You mean a unisex world is a little confused?

Picture the setting.  You are one of perhaps a dozen men standing in a hot room full of two or three hundred hot women in hot yoga outfits contorting themselves in a kind of body poetry that all but the absolutely bloodless would consider at least a bit erotic. An intense, vulgar little man named Bikram Choudhury directs the yoga routines, wearing a Speedo, with the intensity of someone who knows his craft and understands the value of comic imprecation.  He handles the women’s bodies with the impunity of a physical therapist and spiritual counselor, and, by all accounts, his students appreciate the transformation this workout inspires.  They describe it as “magic.”  It is not a stretch, in the least, to say they worship him.

But, clearly, he’s a predator and a rapist.  You know that’s where the story is going, right?  Watching the Netflix documentary Bikram • Yogi • Guru • Predator is a bit like hearing a long, ecstatic excuse for temporary insanity.  One woman admits she has trouble using the term “brain-washed” and another one seems to argue that the magic of his health remedies argues for, if not excuses, his return.  (He fled America after a massive civil law suit.)

His myth included being a national “Yoga champion” in India and healing president Nixon, but whatever he may have used to bolster his credibility initially, his phenomenal success inspired, particularly among women, a devotion so intense they were willing to ignore sexual assault, and rape, in order to secure his blessing — and a Bikram Yoga franchise.

So, I’m not really talking about Yoga here, but a truth the story reveals indirectly: really horrible things can happen in a world where we pretend men and women are not profoundly different creatures, with profoundly different approaches to sex, relationships, wealth, children, work, and family.

I’m about to turn 60, which means I grew up in the world of the pill, Playboy magazine, no fault divorce, and Betty Ford announcing that it was okay for even Republican couples to live together before marriage.

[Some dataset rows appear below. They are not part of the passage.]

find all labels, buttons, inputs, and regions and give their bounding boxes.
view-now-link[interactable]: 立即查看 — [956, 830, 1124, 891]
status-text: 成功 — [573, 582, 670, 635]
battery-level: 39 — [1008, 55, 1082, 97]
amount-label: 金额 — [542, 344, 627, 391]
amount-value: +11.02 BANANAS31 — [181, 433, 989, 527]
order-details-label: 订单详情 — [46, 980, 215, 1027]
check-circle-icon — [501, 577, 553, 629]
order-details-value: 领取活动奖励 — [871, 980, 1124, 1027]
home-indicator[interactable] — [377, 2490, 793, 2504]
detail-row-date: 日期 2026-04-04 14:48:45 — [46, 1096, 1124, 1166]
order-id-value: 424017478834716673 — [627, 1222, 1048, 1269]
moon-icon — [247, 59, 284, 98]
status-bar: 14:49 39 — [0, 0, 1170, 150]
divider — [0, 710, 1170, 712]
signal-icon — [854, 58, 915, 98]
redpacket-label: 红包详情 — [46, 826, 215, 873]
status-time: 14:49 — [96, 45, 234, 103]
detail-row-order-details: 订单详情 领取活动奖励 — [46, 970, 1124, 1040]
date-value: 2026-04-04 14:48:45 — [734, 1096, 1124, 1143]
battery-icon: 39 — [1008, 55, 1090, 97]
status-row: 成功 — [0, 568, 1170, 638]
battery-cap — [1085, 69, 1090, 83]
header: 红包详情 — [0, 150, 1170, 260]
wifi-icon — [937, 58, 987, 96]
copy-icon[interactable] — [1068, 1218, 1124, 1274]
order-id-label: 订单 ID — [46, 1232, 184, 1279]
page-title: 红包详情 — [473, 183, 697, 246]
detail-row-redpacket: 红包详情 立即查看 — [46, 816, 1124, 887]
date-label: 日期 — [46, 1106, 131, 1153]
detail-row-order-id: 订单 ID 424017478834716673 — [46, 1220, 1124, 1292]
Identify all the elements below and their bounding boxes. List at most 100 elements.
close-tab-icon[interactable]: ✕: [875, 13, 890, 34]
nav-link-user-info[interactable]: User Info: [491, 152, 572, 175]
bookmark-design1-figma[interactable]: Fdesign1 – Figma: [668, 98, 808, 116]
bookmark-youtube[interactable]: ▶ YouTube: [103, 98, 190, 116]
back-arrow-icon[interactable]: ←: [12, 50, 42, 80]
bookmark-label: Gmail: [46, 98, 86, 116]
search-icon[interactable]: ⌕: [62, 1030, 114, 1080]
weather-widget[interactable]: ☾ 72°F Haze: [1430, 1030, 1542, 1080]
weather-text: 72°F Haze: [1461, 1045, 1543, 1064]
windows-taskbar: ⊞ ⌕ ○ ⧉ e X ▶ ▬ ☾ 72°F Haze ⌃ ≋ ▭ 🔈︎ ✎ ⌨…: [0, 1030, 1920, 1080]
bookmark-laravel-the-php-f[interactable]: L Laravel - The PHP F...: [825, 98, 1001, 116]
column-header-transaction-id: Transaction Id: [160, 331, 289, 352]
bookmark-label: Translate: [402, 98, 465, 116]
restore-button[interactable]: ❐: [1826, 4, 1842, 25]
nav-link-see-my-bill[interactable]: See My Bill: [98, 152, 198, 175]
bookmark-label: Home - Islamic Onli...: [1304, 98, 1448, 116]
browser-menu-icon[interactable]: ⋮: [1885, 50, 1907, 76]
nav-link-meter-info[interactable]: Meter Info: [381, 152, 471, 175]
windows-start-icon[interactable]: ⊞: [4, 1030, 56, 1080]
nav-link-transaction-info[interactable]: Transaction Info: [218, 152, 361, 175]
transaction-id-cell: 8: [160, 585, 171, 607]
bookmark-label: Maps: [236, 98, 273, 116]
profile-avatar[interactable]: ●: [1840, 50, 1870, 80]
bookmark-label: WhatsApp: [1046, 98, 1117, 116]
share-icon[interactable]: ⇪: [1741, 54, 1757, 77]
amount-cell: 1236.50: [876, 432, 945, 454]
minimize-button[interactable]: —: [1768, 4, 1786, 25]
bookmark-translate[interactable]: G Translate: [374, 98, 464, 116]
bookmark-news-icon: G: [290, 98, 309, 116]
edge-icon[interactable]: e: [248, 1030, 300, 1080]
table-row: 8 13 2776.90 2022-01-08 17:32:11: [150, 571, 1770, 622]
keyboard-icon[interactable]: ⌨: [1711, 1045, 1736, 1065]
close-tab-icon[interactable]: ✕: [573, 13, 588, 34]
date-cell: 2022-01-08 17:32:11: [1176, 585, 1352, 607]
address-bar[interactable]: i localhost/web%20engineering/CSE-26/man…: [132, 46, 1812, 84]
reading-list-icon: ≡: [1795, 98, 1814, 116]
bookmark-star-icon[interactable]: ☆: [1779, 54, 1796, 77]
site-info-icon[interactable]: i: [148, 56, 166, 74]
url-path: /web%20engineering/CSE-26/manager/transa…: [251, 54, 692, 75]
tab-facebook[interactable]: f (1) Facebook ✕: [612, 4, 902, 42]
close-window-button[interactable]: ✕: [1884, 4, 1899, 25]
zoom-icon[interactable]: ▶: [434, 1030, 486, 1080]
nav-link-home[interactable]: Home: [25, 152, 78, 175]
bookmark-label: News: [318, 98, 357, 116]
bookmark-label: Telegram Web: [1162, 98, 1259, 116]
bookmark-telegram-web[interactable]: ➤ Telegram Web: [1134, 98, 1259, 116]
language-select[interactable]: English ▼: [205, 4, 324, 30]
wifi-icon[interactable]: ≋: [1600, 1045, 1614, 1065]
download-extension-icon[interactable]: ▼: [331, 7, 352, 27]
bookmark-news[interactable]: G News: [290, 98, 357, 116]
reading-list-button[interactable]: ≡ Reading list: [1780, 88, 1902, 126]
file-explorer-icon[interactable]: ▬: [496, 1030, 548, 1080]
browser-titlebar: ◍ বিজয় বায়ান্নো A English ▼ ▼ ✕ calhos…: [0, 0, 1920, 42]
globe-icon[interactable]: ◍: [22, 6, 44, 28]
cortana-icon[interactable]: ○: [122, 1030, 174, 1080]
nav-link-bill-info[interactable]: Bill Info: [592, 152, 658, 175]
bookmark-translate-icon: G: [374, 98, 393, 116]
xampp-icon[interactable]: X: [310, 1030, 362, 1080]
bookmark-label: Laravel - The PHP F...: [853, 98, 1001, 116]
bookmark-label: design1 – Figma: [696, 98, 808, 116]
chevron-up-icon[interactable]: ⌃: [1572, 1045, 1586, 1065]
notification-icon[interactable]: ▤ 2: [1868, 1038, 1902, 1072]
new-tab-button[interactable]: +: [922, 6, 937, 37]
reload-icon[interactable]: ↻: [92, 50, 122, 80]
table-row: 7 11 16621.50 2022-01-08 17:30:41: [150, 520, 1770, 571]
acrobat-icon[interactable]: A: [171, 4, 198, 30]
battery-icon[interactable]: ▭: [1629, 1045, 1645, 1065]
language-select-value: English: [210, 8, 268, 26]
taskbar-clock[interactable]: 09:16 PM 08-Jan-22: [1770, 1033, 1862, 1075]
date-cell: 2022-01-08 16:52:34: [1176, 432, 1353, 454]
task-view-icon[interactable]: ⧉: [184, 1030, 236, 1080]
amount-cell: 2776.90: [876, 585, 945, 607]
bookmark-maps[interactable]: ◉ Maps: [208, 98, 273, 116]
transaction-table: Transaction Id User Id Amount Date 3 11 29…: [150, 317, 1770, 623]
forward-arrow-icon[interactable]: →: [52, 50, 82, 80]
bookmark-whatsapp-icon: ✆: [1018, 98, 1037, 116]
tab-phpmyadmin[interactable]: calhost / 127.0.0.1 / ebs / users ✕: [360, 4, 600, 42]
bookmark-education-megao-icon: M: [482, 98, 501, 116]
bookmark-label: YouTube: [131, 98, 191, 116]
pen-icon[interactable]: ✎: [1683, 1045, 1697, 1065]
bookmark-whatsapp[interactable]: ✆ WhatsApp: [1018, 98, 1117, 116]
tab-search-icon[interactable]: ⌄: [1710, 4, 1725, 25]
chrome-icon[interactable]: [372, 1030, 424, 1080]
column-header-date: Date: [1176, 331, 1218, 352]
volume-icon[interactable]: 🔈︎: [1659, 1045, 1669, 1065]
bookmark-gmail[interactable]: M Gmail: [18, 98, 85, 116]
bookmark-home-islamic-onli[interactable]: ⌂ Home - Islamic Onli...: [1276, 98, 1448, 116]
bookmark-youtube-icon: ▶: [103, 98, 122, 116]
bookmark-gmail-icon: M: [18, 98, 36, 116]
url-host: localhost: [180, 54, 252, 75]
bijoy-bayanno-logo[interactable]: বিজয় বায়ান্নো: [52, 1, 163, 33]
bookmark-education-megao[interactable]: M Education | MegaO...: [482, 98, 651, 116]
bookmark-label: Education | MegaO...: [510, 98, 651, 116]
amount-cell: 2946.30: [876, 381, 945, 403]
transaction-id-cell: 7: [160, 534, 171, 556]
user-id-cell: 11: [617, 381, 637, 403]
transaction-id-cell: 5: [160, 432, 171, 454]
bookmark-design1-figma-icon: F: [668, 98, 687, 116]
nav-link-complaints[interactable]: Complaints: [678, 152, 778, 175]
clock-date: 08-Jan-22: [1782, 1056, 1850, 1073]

I had a pretty conservative religious upbringing–at war with most of this–but the broader culture was so powerful I can remember being confused by a college friend with two younger sisters and his hope their “dates” (a term that is now becoming positively Victorian) had “honorable intentions.”

What did it mean, with a girl, to have “honorable intentions?”
In this age?

If we all agreed that two reasonable mature people, having reached the age of consent, could do anything they wanted to each other sexually, without having to be married, (the pill and science now having “cured” sex-related consequences), what really constituted “honorable intentions?”

Did it mean..

  • “I will only have sex with your sister if she accepts my offer of marriage?”
  • “I will not use your sister as a one night stand?”
  • “I will make sure your sister actually sorta likes ‘one night stands’ before having a one night stand?”
  • “I will get to know your whole family and pretend to be part of an inter-generational tribe before actually having the one night stand?”
  • “I hate one night stands.  I really love your sister and agree to having at least 12 one night stands before parting amicably?”

See, in the old, terribly out-of-fashion Christian consensus days, I think “honorable intentions” meant something pretty straightforward.  You went to the ball.  You fell in love with the girl.  You, as a reasonably normal man, felt sexual tension as well.  Your families considered the match.  The young lady sized you up as well.  Could you keep her happy?  The nest feathered?   Would you work hard for her?  Her needs for financial and emotional security and your need for ecstatic sexual gratification were accomplished through marriage for life.  You had ecstatic sex together and raised the children together.  “Honorable Intentions” defined.

It’s also an honorable compromise, between the drastically different ways men and women look at sex.  Men sacrifice their preferred, if irrational and unattainable state, as talent-and-testing scout for Solomon’s harem and women sacrificed painting the children’s bedroom to have Song-of-Solomon sex with their husbands–sometimes on their husband’s timetable.

When you throw this out, when you pretend that men and women can happily fall into “consenting” and “temporary” relationships, you are bound to find out that a horny little Yoga instructor or a horny fat Hollywood producer doesn’t “see” you ladies the way you think you are being seen.  He’s buying, and you, apparently, are selling.

When you throw out tradition, and God, and you cry for the camera without knowing how you got yourself into trouble — without “crying out” or refusing to put yourself into such ridiculously dangerous situations — you make it all the more apparent that you don’t know how much God knows you better than you know yourself.